Certainly the constituents of any news orgranization that covers government are the individual citizens who need information in order to make informed judgments about the government’s activities. The coverage has to align with the constituents’ values, or else the constituents don’t value it. News reporters mostlyare the eyes and ears of “the people,” aren’t they? Isn’t that the concept the framers of the Constitution had in mind when they protected the press?
Reporters as crusaders (I would call them propagandists) …. I don’t think so. But with good information and fair and balanced reporting, crusaders can take care of themselves.
Didn’t mean to venture into the arena of propaganda . . .

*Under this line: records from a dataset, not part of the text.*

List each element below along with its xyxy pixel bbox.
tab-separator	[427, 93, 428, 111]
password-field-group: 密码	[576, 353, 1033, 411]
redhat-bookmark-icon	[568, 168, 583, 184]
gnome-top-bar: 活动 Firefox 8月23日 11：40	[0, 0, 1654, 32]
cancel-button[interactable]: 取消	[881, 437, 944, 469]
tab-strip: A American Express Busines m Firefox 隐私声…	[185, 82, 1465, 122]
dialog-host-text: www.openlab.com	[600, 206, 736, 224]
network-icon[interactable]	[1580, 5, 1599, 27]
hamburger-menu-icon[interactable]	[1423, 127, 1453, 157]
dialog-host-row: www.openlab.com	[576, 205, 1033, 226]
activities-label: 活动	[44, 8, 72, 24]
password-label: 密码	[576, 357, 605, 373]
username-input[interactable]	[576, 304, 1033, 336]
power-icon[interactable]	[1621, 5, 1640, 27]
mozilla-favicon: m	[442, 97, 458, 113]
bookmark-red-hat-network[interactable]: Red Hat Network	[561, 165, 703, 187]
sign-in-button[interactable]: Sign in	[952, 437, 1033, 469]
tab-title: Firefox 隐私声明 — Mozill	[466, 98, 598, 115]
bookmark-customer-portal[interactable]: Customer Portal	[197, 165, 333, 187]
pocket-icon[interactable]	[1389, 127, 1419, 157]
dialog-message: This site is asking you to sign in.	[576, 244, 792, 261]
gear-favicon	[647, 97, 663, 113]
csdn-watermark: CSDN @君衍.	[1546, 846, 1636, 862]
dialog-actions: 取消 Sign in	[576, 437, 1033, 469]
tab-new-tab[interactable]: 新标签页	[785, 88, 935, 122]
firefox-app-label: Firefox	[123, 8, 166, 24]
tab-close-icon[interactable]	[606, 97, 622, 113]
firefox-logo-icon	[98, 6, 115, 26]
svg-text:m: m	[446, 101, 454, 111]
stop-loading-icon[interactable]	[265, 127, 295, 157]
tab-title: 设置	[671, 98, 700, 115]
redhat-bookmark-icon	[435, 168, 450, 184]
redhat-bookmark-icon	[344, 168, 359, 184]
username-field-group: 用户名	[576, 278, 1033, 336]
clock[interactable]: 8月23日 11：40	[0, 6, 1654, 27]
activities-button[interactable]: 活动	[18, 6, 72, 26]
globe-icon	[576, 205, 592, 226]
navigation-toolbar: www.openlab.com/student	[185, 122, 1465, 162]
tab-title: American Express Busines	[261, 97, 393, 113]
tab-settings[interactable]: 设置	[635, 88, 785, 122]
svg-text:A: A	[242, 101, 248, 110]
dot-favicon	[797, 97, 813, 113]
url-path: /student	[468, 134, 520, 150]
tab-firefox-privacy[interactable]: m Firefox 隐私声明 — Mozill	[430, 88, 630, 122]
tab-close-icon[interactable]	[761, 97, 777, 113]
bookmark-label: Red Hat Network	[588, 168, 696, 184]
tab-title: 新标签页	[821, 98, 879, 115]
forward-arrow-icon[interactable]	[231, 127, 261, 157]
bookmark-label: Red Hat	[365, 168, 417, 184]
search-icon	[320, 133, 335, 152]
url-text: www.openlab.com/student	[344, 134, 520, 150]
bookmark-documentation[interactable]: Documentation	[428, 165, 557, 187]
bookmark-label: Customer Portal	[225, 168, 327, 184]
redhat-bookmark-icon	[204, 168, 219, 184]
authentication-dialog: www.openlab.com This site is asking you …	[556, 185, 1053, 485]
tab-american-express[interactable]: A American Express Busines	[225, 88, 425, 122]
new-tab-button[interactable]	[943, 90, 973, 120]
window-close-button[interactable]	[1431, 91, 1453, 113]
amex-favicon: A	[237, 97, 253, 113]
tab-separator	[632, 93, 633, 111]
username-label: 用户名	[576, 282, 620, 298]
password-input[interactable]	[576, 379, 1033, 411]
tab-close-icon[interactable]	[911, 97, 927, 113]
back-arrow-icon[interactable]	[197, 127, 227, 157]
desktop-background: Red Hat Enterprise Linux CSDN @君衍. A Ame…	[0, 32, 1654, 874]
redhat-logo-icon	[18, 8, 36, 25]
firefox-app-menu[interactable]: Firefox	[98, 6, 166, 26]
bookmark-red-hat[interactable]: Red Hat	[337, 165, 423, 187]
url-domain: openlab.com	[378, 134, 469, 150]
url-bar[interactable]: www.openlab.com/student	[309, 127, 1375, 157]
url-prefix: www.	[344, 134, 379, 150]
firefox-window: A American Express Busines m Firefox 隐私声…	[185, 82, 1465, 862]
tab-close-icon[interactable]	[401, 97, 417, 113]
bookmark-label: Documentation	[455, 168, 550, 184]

The “crusading” element comes in when each editor, each reporter, decides which story is newsworthy, which sides (there are always more than two!) must be interviewed, how hard to press a story, where to place the story, when and how to follow up.
WRONG: the Courant now runs these 4-6 graph “mini-stories” that perhaps are intended to pass for reporting, but mostly feel like press releases with (big!) photos. Empty of meaning, of big-picture, of point.
Say Dodd has a press conference on his credit card bill. OK, quote Dodd. He’s CT’s guy. (But who needs a hagiography . . . ) Quote a DC policy wonk on why the bill is heaven on earth. But here’s the extra step. We know Dodd’s still taking donations from the guys he’s regulating. So are there loopholes in this wonderful bill? What national experts would know? Call them. Scan the Net for criticisms. Read the bill thoroughly and check them out (In this particularly case, for example, all the provisions to protect college students are moot if the kid takes some kind of “credit card class” . . . courtesy of Master Visa?).
Who’s doing this kind of reporting now in CT???
Take the time, ask the questions, watch out for the little guy (in this case, he’s the 18-year old kid who’s a ripe target for debt-pushers . . .)
I think the person who does it best at the Courant now, actually, is George Gombossy . . .
We could sure use a dozen more!
Not a pipe dream Paul. Just gotta figure out how to pay for it. That quote in the story was on the mark: It is the future!
I think we’re on the same page then.
Hey, Paul. I like your idea for a refugee-staffed CT politics site. I know where to find a DC reporter for it.
How about: PolitiConn.com?
I’ll search my couch cushions for $1 million …
Like the name. I was thinking “Connecticut Un-Spun.”